Wikimedia Cloud Services team/Clinic duties
The WMCS team practices a clinic duty rotation that runs from one weekly team meeting to the next. Each team member takes a turn sequentially performing these duties. Clinic Duty runs from one weekly meeting to the next. Your shift begins after the weekly meeting, and ends with the next.
In a similar fashion, we have two oncall duty rotations, that also run for one week (see the calendar).
Start of clinic duty
- Change clinic duty in title of #wikimedia-cloud-admin connect to yourself. If this is your first time:
- You need to first get ops on the channel, see https://meta.wikimedia.org/wiki/IRC/Instructions#ChanServ_commands
- For the above to work, you need the necessary permissions on the channel.
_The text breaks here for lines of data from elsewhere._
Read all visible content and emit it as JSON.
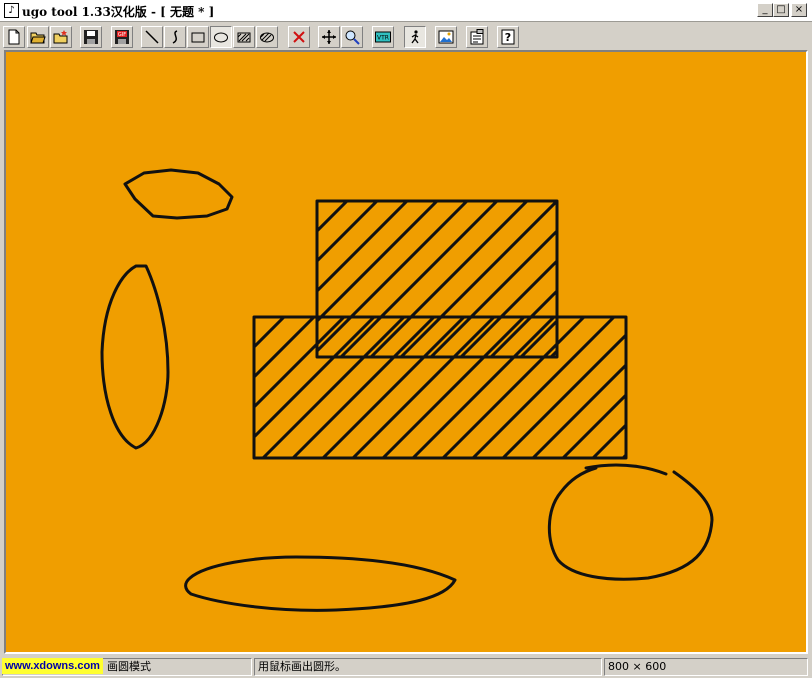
{
  "window": {
    "title": "ugo tool 1.33汉化版 - [ 无题 * ]",
    "icon": "app-page-icon",
    "controls": [
      "minimize",
      "maximize",
      "close"
    ]
  },
  "toolbar": {
    "buttons": [
      {
        "name": "new-file-button",
        "icon": "new-page-icon"
      },
      {
        "name": "open-file-button",
        "icon": "folder-open-icon"
      },
      {
        "name": "open-recent-button",
        "icon": "folder-star-icon"
      },
      {
        "name": "save-button",
        "icon": "floppy-icon"
      },
      {
        "name": "save-gif-button",
        "icon": "floppy-gif-icon",
        "label": "GIF"
      },
      {
        "name": "line-tool-button",
        "icon": "line-icon"
      },
      {
        "name": "curve-tool-button",
        "icon": "curve-icon"
      },
      {
        "name": "rectangle-tool-button",
        "icon": "rectangle-icon"
      },
      {
        "name": "ellipse-tool-button",
        "icon": "ellipse-icon",
        "pressed": true
      },
      {
        "name": "hatched-rect-tool-button",
        "icon": "hatched-rectangle-icon"
      },
      {
        "name": "hatched-ellipse-tool-button",
        "icon": "hatched-ellipse-icon"
      },
      {
        "name": "delete-button",
        "icon": "red-x-icon"
      },
      {
        "name": "move-button",
        "icon": "move-arrows-icon"
      },
      {
        "name": "zoom-button",
        "icon": "magnifier-icon"
      },
      {
        "name": "vtr-button",
        "icon": "vtr-icon",
        "label": "VTR"
      },
      {
        "name": "animation-button",
        "icon": "walking-figure-icon"
      },
      {
        "name": "image-button",
        "icon": "picture-icon"
      },
      {
        "name": "properties-button",
        "icon": "properties-icon"
      },
      {
        "name": "help-button",
        "icon": "help-icon",
        "label": "?"
      }
    ]
  },
  "canvas": {
    "background_color": "#f09e00",
    "stroke_color": "#111111"
  },
  "statusbar": {
    "watermark": "www.xdowns.com",
    "mode": "画圆模式",
    "hint": "用鼠标画出圆形。",
    "size": "800 × 600"
  }
}
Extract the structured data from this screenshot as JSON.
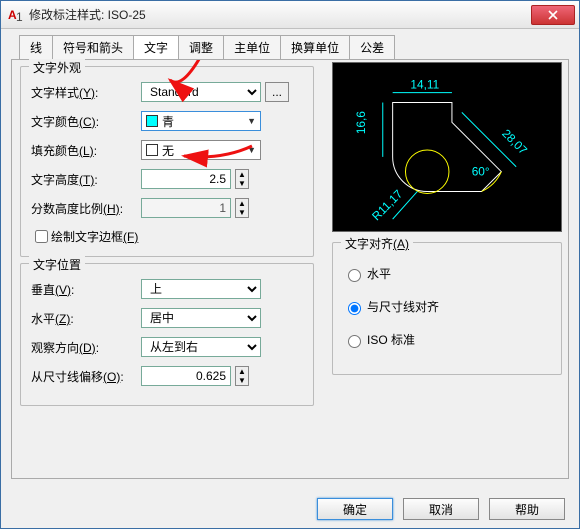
{
  "window": {
    "title": "修改标注样式: ISO-25",
    "app_icon_label": "A"
  },
  "tabs": {
    "items": [
      {
        "label": "线"
      },
      {
        "label": "符号和箭头"
      },
      {
        "label": "文字"
      },
      {
        "label": "调整"
      },
      {
        "label": "主单位"
      },
      {
        "label": "换算单位"
      },
      {
        "label": "公差"
      }
    ],
    "active_index": 2
  },
  "appearance": {
    "legend": "文字外观",
    "style_label": "文字样式",
    "style_hotkey": "(Y)",
    "style_value": "Standard",
    "style_browse": "...",
    "color_label": "文字颜色",
    "color_hotkey": "(C)",
    "color_value": "青",
    "color_hex": "#00ffff",
    "fill_label": "填充颜色",
    "fill_hotkey": "(L)",
    "fill_value": "无",
    "fill_swatch": "#ffffff",
    "height_label": "文字高度",
    "height_hotkey": "(T)",
    "height_value": "2.5",
    "frac_label": "分数高度比例",
    "frac_hotkey": "(H)",
    "frac_value": "1",
    "frame_label": "绘制文字边框",
    "frame_hotkey": "(F)",
    "frame_checked": false
  },
  "position": {
    "legend": "文字位置",
    "vert_label": "垂直",
    "vert_hotkey": "(V)",
    "vert_value": "上",
    "horiz_label": "水平",
    "horiz_hotkey": "(Z)",
    "horiz_value": "居中",
    "view_label": "观察方向",
    "view_hotkey": "(D)",
    "view_value": "从左到右",
    "offset_label": "从尺寸线偏移",
    "offset_hotkey": "(O)",
    "offset_value": "0.625"
  },
  "alignment": {
    "legend": "文字对齐",
    "hotkey": "(A)",
    "horiz": "水平",
    "dimline": "与尺寸线对齐",
    "iso": "ISO 标准",
    "selected": "dimline"
  },
  "preview": {
    "dims": {
      "top": "14,11",
      "left": "16,6",
      "radius": "R11,17",
      "diag": "28,07",
      "angle": "60°"
    }
  },
  "footer": {
    "ok": "确定",
    "cancel": "取消",
    "help": "帮助"
  }
}
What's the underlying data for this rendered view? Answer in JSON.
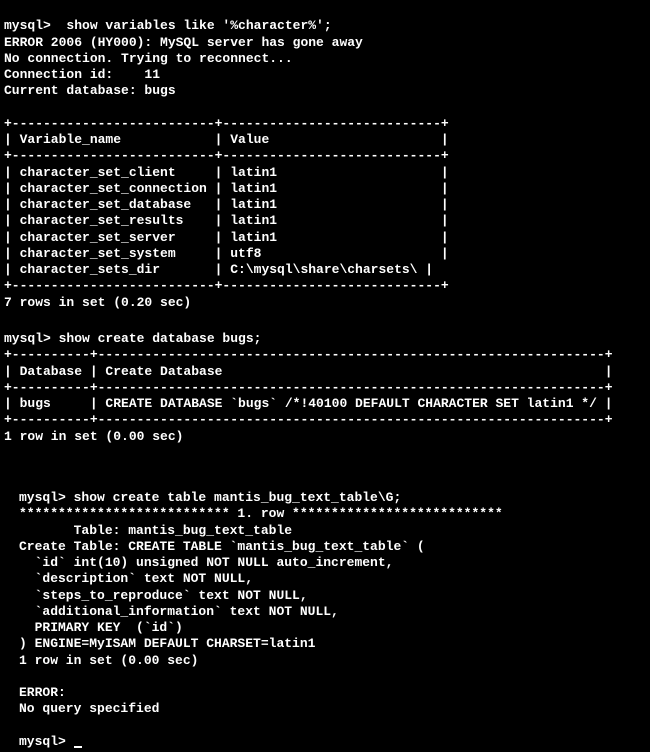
{
  "section1": {
    "prompt1": "mysql>  show variables like '%character%';",
    "error1": "ERROR 2006 (HY000): MySQL server has gone away",
    "reconnect": "No connection. Trying to reconnect...",
    "conn_id": "Connection id:    11",
    "curr_db": "Current database: bugs",
    "border_top": "+--------------------------+----------------------------+",
    "header": "| Variable_name            | Value                      |",
    "border_mid": "+--------------------------+----------------------------+",
    "rows": [
      "| character_set_client     | latin1                     |",
      "| character_set_connection | latin1                     |",
      "| character_set_database   | latin1                     |",
      "| character_set_results    | latin1                     |",
      "| character_set_server     | latin1                     |",
      "| character_set_system     | utf8                       |",
      "| character_sets_dir       | C:\\mysql\\share\\charsets\\ |"
    ],
    "border_bot": "+--------------------------+----------------------------+",
    "result": "7 rows in set (0.20 sec)"
  },
  "section2": {
    "prompt": "mysql> show create database bugs;",
    "border_top": "+----------+-----------------------------------------------------------------+",
    "header": "| Database | Create Database                                                 |",
    "border_mid": "+----------+-----------------------------------------------------------------+",
    "row": "| bugs     | CREATE DATABASE `bugs` /*!40100 DEFAULT CHARACTER SET latin1 */ |",
    "border_bot": "+----------+-----------------------------------------------------------------+",
    "result": "1 row in set (0.00 sec)"
  },
  "section3": {
    "prompt": "mysql> show create table mantis_bug_text_table\\G;",
    "row_header": "*************************** 1. row ***************************",
    "table_line": "       Table: mantis_bug_text_table",
    "create_lines": [
      "Create Table: CREATE TABLE `mantis_bug_text_table` (",
      "  `id` int(10) unsigned NOT NULL auto_increment,",
      "  `description` text NOT NULL,",
      "  `steps_to_reproduce` text NOT NULL,",
      "  `additional_information` text NOT NULL,",
      "  PRIMARY KEY  (`id`)",
      ") ENGINE=MyISAM DEFAULT CHARSET=latin1"
    ],
    "result": "1 row in set (0.00 sec)",
    "error": "ERROR:",
    "error_msg": "No query specified",
    "prompt_end": "mysql> "
  }
}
Ask for help :)
- Alternatively, this should work:
/cs topic #wikimedia-cloud-admin The whole topic message goes here...
- Archive the weekly meeting etherpad to https://office.wikimedia.org/wiki/Wikimedia_Cloud_Services/Meeting_Notes/YYYY-MM-DD
- Create next week's etherpad by copy-pasting over the content of the archived one and deleting anything outdated, such as meeting-specific agenda
🦄 of the week duties
Meetings
- Monday: attend the "SRE Staff Meeting" (if scheduled for that week)
- Copy "outgoing updates" from our Etherpad to the "SRE Staff Meeting" document (linked in the calendar event)
- Consider if anything else is worth adding to what is already listed in the "outgoing updates" section (anything happening in WMCS that might be of interest to the wider SRE group)
- Wednesday (at the end of the clinic duty shift): Facilitate the Weekly WMCS team meeting
Phabricator
- Complete tasks under "Clinic Duty" on Phabricator board
- Help triage new / incoming tasks on phabricator
Community
IRC
- #wikimedia-cloud connect monitoring
- Respond to help requests
- Watch for pings to other team members and intercept if appropriate
- Watch for pings to
!help
- Call people out for poor behavior in the channel
- Praise people for helping constructively
Community Requests
Check for and respond to incoming requests. For new project requests or quota requests, please seek and obtain at least one other person's approval before approving and granting the request. Ensure this permission is explicitly documented on the phabricator ticket. For all floating IP requests, and any request you are unsure about, please bring up to the weekly meeting. Requests that represent an increase of more than double the quota or more than 300GB of storage should also be reviewed at the weekly meeting.
- DB Requests
- Related docs: Add_a_wiki#Cloud_Services
- Toolforge Quota Requests
- Related docs: Portal:Toolforge/Admin/Kubernetes#Quota management
- Related docs: Portal:Data_Services/Admin/Wiki_Replicas#User_connection_limits
Maintenance tasks (probably not all weeks)
Oncall Duty
During your shift, you are expected to monitor and react to alerts, as well as highly prioritize working on tasks that improve the current alert/monitoring/stability of the platforms. See Decision Record for more information.
Monitoring
Alerts
- phaultfinder (This bot automatically opens tasks for non-paging alerts). Please ensure all open requests get assigned and worked (whether yourself or someone else).
- alertmanager (team=wmcs)
- You might also find this dashboard useful to browse alert history
- Icinga for WMCS hardware.
- Watch for wmcs-related emails (cron, puppet failing on our projects, etc.) and fix
Cloud VPS alerts
These include things WMCS isn't directly responsible for. For this reason, most of these alerts aren't critical and aren't WMCS's problem to solve. However, projects for which WMCS is the owner / admin, like tools, admin, etc, are important and we should respond as the responsible party.
Dashboards
This list isn't exhaustive. Dashboards can be utilized to debug or confirm issues within WMCS platforms.
- Platform Health
Improvements
If nothing currently requires immediate attention, you should work on improving tooling in this area. Consider:
- Moving alerts from Icinga to Alertmanager (e.g. novafullstack, ceph)
- Adding new alerts or removing stale alerts (e.g. Adding neutron alert, Adding ceph alerts, Adding novafullstack alerts)
- Improving runbooks and documentation
- Writing cookbooks to automate tasks (e.g. remove grid errors, remove grid node, ceph_reboot, increase quotas )
- Cleaning up puppet code, add tests
- Improve/fix/upgrade the dashboards for the team in grafana.